L’Association des Petites Villes de France (APVF), présidée par Christophe Bouillon, maire de Barentin, et dont le président délégué est Loïc Hervé, vice-président du Sénat, a pris connaissance des annonces du Président de la République, Emmanuel Macron, lors d’un déplacement dans l’Allier le mercredi 22 avril, pour « simplifier et accélérer la réalisation de 150 projets industriels en France ».
L’APVF tient tout d’abord à saluer les initiatives en faveur de la simplification présentées par le chef de l’Etat. Ainsi, l’adoption de décrets « contentieux » pour réduire les délais contentieux pour les projets stratégiques devant les Cours administratives d’appel, ou la simplification des évaluations environnementales, correspondent à des demandes de longues dates des maires des petites villes. Il faut à présent accélérer sur ces questions qui font consensus.
D’autres propositions devront faire l’objet de plus amples précisions. Les « dispositifs clefs-en-mains » présentés par le Président de la République, permettant d’identifier et fournir du foncier économique prêt à l’emploi aux entreprises, ne sauraient fonctionner sans la pleine implication des maires, qui sont les élus les mieux placer pour connaître le foncier de leur territoire.

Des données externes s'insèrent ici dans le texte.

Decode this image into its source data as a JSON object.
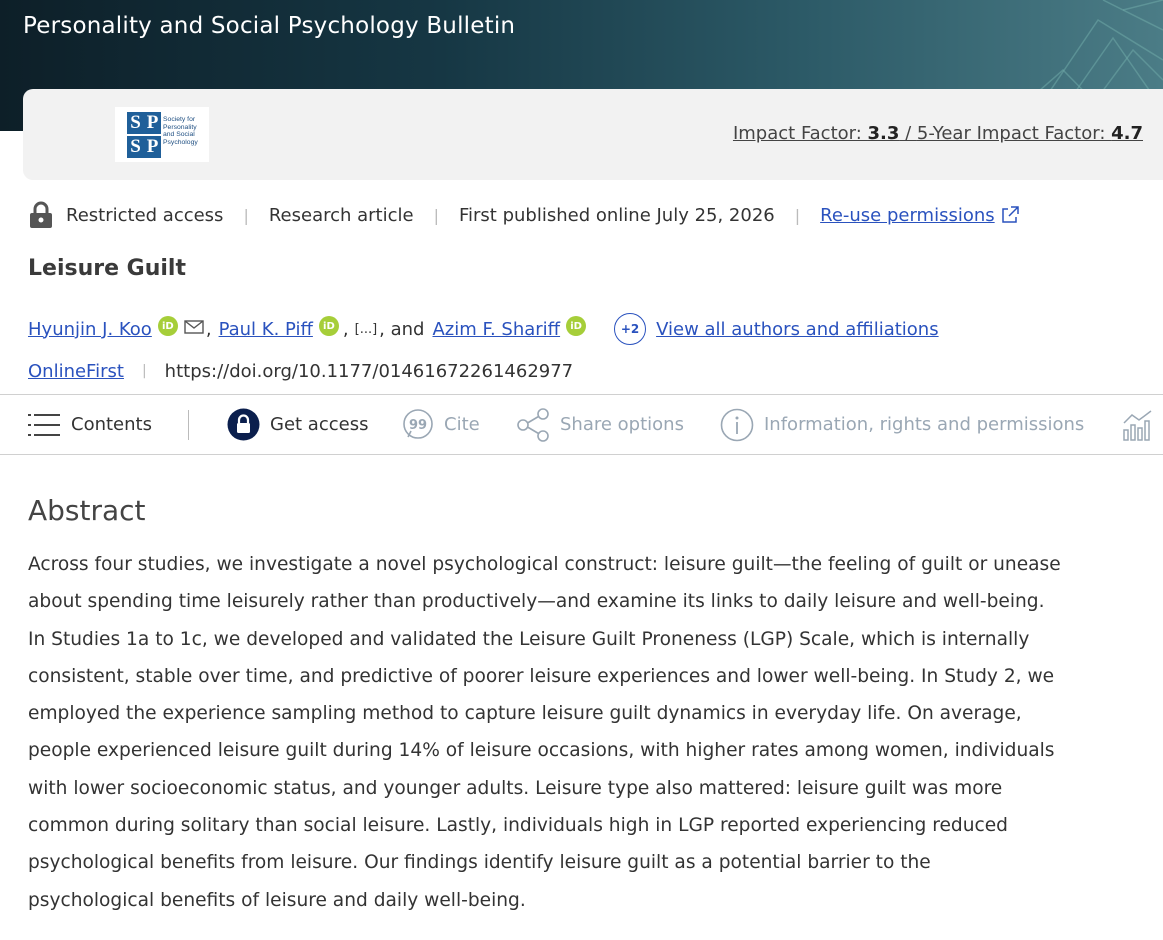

De façon plus générale, l’APVF alerte quant à la tentation d’une réindustrialisation qui se ferait « par le haut ». Le projet de loi de simplification de la vie économique prenait déjà ce parti en retirant de l’objectif de Zéro Artificialisation Nette (ZAN) certains projets d’envergure nationale. Outre la fragilisation du dispositif du ZAN, la méthode pose question : sélectionner au niveau national des projets sans prendre en compte les dynamiques industrielles locales.
L’APVF rappelle que 70% des emplois industriels se situent dans des communes de moins de 20 000 habitants. C’est ce tissu industriel, essentiellement composé de PME et d’ETI qui permettra la réindustrialisation du pays. Dans un contexte de hausse des plans sociaux et de croissance économique atone, l’APVF considère que ce sont ces entreprises qui doivent être soutenus prioritairement.
Ce soutien passe bien sûr, par l’identification de foncier pour les entreprises industrielles. Mais il suppose surtout une politique globale d’attractivité du territoire. Les enjeux de logement, de formation et de mobilité sont les principaux leviers non seulement du développement de l’industrie, mais également d’attractivité de travailleurs qualifiés dans le territoire.
L’APVF appelle ainsi l’Etat, les régions et les intercommunalités à ne plus considérer la politique industrielle comme une politique sectorielle, mais comme le point d’entrée de l’élaboration des projets de territoire. Les projets d’ampleur nationale peuvent servir de locomotive, mais c’est avant tout dans les petites villes que se joue la réussite de la réindustrialisation.